From the configuration profile:

1. Open Apple Configurator
2. Open the configuration profile
3. In the left windowpane, click on the Domain tab
4. In the right windowpane, verify that under managed safari web domains each appropriate URL pattern is configured.

Remediation:

1. Open Apple Configurator
2. Open the configuration profile
3. In the left windowpane, click on the Domain tab
4. In the right windowpane, under manage safari web domains enter the appropriate URL pattern(s)
5. Deploy the configuration profile.

 1.4 Passcode

• E.g  Ensure ‘Allow simple value’ is set to ‘Disabled’

Audit:

From the configuration profile:

1. Open Apple Configurator
2. Open the configuration profile
3. In the left windowpane, click on the Passcode tab
4. In the right windowpane, verify that the checkbox for Allow simple value is unchecked.

Remediation:

1. Open Apple Configurator
2. Open the configuration profile
3. In the left windowpane, click on the Passcode tab
4. In the right windowpane, uncheck the checkbox for Allow Simple Value
5. Deploy the configuration profile.

 1.5 Mail

• E.g  Ensure ‘Allow user to move messages from this account’ is set to ‘Disabled’

Audit:

From the configuration profile:

1. Open Apple Configurator
2. Open the configuration profile
3. In the left windowpane, click on the Mail tab
4. In the right windowpane, verify that the checkbox for Allow user to move messages from this account is unchecked.

Remediation:

1. Open Apple Configurator
2. Open the configuration profile
3. In the left windowpane, click on the Mail tab
4. In the right windowpane, uncheck the checkbox for Allow user to move messages from this account.

 1.6 Notifications

• E.g  Ensure ‘Notification settings’ are configured for all ‘managed apps’

Audit:

From the configuration profile:

1. Open Apple Configurator
2. Open the configuration profile
3. In the left windowpane, click on the Notifications tab
4. In the right windowpane, verify that each managed app includes a configuration entry.

Remediation:

1. Open Apple Configurator
2. Open the configuration profile
3. In the left windowpane, click on the Notifications tab
4. In the right windowpane, click Configure and/or click + to add notification settings for each application
5. Deploy the configuration profile.

2. Configuration Profile Recommendations for Institutionally Owned Devices

This provides recommendations for devices in the supervised state.
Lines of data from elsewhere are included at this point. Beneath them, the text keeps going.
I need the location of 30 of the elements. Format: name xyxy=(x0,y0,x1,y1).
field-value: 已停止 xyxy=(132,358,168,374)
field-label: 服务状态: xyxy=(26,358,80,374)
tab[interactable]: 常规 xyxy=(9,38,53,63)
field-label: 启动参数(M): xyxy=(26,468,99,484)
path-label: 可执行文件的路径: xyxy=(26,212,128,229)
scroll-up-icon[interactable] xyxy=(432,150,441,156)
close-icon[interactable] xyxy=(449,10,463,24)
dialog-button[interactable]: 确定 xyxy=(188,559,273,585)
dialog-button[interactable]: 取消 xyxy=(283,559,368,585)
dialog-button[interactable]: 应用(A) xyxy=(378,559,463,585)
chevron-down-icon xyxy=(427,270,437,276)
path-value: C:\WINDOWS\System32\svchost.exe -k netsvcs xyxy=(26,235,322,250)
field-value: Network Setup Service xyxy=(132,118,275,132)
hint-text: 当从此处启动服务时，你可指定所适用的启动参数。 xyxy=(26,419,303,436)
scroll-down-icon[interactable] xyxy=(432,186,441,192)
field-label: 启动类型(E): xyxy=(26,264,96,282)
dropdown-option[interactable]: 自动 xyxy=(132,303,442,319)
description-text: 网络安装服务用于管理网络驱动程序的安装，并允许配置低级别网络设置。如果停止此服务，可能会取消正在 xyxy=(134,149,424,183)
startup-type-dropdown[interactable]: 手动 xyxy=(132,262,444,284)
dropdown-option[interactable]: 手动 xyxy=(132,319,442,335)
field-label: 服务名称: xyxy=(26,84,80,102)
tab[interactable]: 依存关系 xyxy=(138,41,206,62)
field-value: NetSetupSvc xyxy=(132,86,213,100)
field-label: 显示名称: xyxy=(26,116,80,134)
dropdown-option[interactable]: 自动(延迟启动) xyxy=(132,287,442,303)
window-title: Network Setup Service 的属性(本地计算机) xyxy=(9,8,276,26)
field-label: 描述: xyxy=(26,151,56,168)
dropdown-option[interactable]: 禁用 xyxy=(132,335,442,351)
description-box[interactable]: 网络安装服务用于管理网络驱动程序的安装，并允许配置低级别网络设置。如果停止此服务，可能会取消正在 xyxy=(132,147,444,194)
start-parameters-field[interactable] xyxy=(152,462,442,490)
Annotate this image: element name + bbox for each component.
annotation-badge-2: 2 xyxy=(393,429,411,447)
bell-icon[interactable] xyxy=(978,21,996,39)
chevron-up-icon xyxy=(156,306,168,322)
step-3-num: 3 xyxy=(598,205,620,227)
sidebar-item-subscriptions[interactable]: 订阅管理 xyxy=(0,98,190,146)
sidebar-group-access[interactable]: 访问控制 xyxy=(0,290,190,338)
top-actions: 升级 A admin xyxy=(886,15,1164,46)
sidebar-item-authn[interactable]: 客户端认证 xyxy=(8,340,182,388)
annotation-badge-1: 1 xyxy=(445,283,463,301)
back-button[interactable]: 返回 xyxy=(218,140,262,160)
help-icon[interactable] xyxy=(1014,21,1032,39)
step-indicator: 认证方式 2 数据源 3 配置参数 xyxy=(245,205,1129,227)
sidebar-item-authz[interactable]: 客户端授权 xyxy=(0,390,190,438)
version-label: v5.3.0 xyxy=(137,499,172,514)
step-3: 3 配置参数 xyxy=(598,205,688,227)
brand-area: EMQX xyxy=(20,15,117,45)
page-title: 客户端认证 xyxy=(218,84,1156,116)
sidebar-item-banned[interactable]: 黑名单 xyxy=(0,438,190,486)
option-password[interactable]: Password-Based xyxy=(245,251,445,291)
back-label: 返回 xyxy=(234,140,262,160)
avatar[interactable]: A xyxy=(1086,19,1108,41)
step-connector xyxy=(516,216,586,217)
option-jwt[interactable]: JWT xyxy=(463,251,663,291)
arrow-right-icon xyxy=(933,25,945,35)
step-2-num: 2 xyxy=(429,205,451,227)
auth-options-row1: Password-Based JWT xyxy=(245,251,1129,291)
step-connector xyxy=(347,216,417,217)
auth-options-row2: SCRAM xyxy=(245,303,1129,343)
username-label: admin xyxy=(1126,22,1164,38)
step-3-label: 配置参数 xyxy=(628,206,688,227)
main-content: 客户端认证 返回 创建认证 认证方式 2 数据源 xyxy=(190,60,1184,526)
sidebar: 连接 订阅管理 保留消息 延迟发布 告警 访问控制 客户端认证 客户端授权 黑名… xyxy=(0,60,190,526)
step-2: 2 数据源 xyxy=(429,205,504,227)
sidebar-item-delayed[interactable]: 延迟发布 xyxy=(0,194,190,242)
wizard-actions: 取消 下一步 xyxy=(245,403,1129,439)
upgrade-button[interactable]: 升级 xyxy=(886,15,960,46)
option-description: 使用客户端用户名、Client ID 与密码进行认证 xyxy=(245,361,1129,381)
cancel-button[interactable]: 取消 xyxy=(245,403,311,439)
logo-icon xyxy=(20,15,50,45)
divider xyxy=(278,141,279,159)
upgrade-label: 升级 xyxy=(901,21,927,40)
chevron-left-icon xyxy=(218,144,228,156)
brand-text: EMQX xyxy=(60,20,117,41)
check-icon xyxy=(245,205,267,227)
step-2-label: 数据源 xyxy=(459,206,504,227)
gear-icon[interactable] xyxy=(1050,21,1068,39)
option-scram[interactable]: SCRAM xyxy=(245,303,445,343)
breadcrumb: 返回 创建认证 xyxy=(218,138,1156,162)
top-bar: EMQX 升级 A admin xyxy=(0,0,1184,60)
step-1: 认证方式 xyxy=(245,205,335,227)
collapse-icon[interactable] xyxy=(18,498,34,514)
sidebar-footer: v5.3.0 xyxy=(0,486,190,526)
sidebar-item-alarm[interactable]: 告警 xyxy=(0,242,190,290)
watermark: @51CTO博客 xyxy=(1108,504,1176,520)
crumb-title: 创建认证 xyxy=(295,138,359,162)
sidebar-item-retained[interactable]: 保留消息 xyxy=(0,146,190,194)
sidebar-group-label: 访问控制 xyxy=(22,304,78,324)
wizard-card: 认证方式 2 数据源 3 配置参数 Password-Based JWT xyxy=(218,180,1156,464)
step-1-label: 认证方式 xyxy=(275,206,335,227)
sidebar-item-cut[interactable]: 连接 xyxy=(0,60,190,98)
The term “supervised” is a specific technical designation in regards to the state of an iOS device and generally applied to institutionally owned devices.

2.1 General

• E.g  Ensure a ‘Controls when the profile can be removed’ is set to ‘never’

Audit:

From the configuration profile:

1. Open Apple Configurator
2. Open the configuration profile
3. In the left windowpane, click on the general tab
4. In the right windowpane, verify that under the heading Security, the menu Controls when the profile can be removed is set to Never.

Remediation:

1. Open Apple Configurator
2. Open the configuration profile
3. In the left windowpane, click on the general tab
4. In the right windowpane, verify under the heading Security, set the menu Controls when the profile can be removed  to Never.
5. Deploy the configuration profile.

Similarly, you can follow the recommendation for mail, notifications, restrictions, domains etc sections. 

3. Additional Recommendations

These recommendations are not configurable via a Configuration Profile. They are accessible on the device locally.

• E.g  Ensure ‘Software Update’ returns ‘Your software is up to date’

Audit:

From the device:

1. Tap settings 
2. Tap General 
3. Tap Software Update
4. Verify that Your software is up to date is returned

Remediation:

1. Tap settings 
2. Tap General 
3. Tap Software Update
4. Tap Install or Download and Install and then allow the device to complete the installation.

Also we can configure for other options by using this additional  recommendation.

Conclusion

Mobile devices with Apple iOS can be secured by following CIS benchmarks. This will help to protect device from different threats and also reduces the exploitation of devices by an attacker.